Kim Dotcom alias Schmitz hatte versucht, sich der Festnahme in seiner Villa in Neuseeland zu entziehen. Die Polizei sei mit zwei Helikoptern auf dem Anwesen in Coatesville nördlich von Auckland eingeflogen, berichtete Ermittler Grant Wormald. Der 37-Jährige habe sich ins Haus zurückgezogen und alle Türen elektronisch verschlossen. Während die Polizei diese Schlösser öffnete, habe er sich in einem sogenannten Panikraum verbarrikadiert. Bei der Razzia waren mehrere Luxuslimousinen, darunter ein Rolls Royce Phantom und ein Cadillac aus dem Jahr 1959, Gemälde und Kontounterlagen sichergestellt worden. ( Quelle: Swissinfo sda-ats, 21. 01.2012 )

 

 

Gesellschaft, Gesetzgeber und Einzelne auch in der Schweiz überfordert 

Im Zuge der digitalen Revolution, die auf alle Lebensbereiche ausgreift, sind die Würde und die Freiheit des Menschen allen Lippenbekenntnissen zum Trotz in bisher ungeahnter Art und Weise gefährdet.
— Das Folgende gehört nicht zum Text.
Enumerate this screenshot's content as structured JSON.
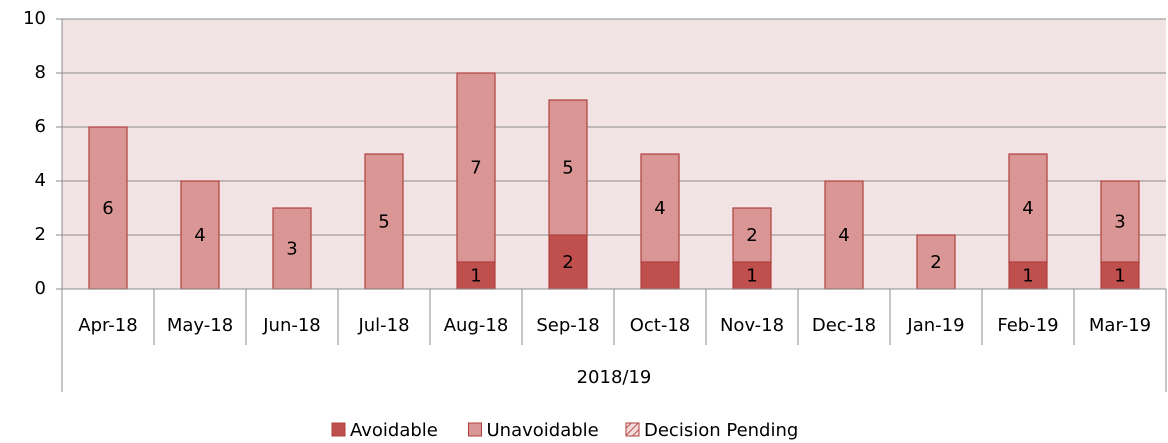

Diese Gefährdung schreitet zudem in einem solchen Tempo voran, dass die gesellschaftliche Meinungsbildung und die Gesetzgeber ebenso wie der Einzelne selbst überfordert sind. Gleichzeitig nimmt die Möglichkeit, diesen Prozess demokratisch auszugestalten, rapide ab. Die Globalisierung des Wissens und der Kultur durch Digitalisierung und Vernetzung stellt die bisherigen rechtlichen, wirtschaftlichen und sozialen Rahmenbedingungen ausnahmslos auf den Prüfstand.

Nicht zuletzt die falschen Antworten auf diese Herausforderung leisten einer entstehenden totalen und totalitären, globalen Überwachungsgesellschaft Vorschub. Die Angst vor internationalem Terrorismus lässt Sicherheit vor Freiheit als wichtigstes Gut erscheinen – und viele fälschlicherweise in der Verteidigung der Freiheit verstummen.